Perry Jeter

No. 21, 27
- Position: Halfback

Personal information
- Born: May 17, 1931 Brevard, North Carolina, U.S.
- Died: May 18, 2019 (aged 88) Steubenville, Ohio, U.S.
- Listed height: 5 ft 7 in (1.70 m)
- Listed weight: 178 lb (81 kg)

Career information
- High school: Steubenville
- College: Cal Poly (1953–1954)
- NFL draft: 1955 (26th round, 311th overall pick)

Career history
- Chicago Bears (1956–1957); Wheeling Ironmen (1962-1964);

Career NFL statistics
- Rushing yards: 327
- Rushing average: 4.7
- Receptions: 7
- Receiving yards: 61
- Total touchdowns: 3
- Stats at Pro Football Reference

= Perry Jeter =

American football player (1931–2019)

Perry Jeter (May 17, 1931 – May 18, 2019) was an American professional football halfback. He played for the Chicago Bears from 1956 to 1957.

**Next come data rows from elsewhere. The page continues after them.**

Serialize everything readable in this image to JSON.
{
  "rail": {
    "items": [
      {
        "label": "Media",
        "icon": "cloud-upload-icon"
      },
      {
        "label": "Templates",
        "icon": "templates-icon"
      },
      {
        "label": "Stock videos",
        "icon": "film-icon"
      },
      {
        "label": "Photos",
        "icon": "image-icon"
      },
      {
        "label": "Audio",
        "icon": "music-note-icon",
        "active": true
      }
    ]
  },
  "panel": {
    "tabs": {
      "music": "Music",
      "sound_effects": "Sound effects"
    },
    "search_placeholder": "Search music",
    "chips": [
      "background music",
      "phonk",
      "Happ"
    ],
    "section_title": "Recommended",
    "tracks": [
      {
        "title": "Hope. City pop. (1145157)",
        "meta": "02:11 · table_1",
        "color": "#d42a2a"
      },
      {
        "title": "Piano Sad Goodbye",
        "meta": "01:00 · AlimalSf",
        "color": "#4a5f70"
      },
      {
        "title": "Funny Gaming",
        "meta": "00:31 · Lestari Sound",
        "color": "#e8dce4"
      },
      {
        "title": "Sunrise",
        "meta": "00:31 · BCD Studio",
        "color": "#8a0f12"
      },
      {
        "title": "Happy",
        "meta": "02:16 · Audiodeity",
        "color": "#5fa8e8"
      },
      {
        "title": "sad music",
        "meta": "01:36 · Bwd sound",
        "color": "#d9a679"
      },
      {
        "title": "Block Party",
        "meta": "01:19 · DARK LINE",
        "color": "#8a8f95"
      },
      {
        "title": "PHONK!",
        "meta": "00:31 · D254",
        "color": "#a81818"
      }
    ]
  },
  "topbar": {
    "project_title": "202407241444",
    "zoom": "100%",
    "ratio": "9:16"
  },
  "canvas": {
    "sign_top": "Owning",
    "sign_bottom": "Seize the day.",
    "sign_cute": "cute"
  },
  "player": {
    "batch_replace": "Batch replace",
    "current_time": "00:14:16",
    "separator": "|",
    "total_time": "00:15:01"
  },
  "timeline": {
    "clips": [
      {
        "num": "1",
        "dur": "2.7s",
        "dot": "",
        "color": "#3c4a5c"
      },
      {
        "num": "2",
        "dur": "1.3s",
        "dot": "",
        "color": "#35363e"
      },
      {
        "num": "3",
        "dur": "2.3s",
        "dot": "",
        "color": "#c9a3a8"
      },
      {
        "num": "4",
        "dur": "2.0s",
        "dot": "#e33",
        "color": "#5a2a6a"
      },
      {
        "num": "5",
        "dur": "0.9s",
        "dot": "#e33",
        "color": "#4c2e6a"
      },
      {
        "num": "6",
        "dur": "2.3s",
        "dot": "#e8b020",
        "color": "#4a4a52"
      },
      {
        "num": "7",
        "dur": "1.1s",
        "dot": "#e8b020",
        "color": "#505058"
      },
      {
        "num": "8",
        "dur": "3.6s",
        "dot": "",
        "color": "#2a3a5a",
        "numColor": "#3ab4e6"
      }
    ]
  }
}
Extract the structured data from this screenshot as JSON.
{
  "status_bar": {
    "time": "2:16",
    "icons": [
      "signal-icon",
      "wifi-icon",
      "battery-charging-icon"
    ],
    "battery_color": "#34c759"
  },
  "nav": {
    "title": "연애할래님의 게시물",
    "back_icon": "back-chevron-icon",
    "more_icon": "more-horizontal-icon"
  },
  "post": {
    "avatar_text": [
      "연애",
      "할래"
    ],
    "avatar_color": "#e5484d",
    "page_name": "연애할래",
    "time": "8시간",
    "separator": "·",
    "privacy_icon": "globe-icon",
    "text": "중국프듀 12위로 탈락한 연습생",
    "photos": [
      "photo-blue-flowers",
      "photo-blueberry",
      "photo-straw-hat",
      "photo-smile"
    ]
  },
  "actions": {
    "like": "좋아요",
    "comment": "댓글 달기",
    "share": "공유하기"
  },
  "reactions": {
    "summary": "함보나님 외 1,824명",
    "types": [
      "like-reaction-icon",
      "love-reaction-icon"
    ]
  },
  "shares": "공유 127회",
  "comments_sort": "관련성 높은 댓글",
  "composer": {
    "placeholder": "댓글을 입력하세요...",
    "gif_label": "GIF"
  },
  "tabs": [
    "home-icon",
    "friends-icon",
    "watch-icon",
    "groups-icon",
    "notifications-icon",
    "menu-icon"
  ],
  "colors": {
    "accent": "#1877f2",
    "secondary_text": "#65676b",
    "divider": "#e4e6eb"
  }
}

Jeter died of Alzheimer's disease on May 18, 2019, in Steubenville, Ohio at age 88.

== Early life ==
Jeter graduated from Steubenville High School in Ohio. In a 1950 game against McKinley of Canton, Jeter scored on a 109-yard kickoff return, a still-standing record for the longest touchdown runback in Harding Stadium history.

== College career ==
Jeter transferred to Cal Poly San Luis Obispo from San Bernardino Valley College. While attending SBVC, Jeter earned junior college All-American accolades as a sophomore.

In December 1955, Jeter was nominated for the Pop Warner Award. Combined from his three seasons with Cal Poly, Jeter finished with 260 carries for 1,740 rushing yards, along with 31 all-purpose touchdowns and numerous point-after conversions.

== Professional career ==
Jeter was selected by the Bears in the 26th round of the 1955 NFL draft, with the 311th overall pick.

Chicago executive George Halas commented in 1956: "Jeter is a very elusive runner with good speed. He's a great punt returner and is terrific in the open field."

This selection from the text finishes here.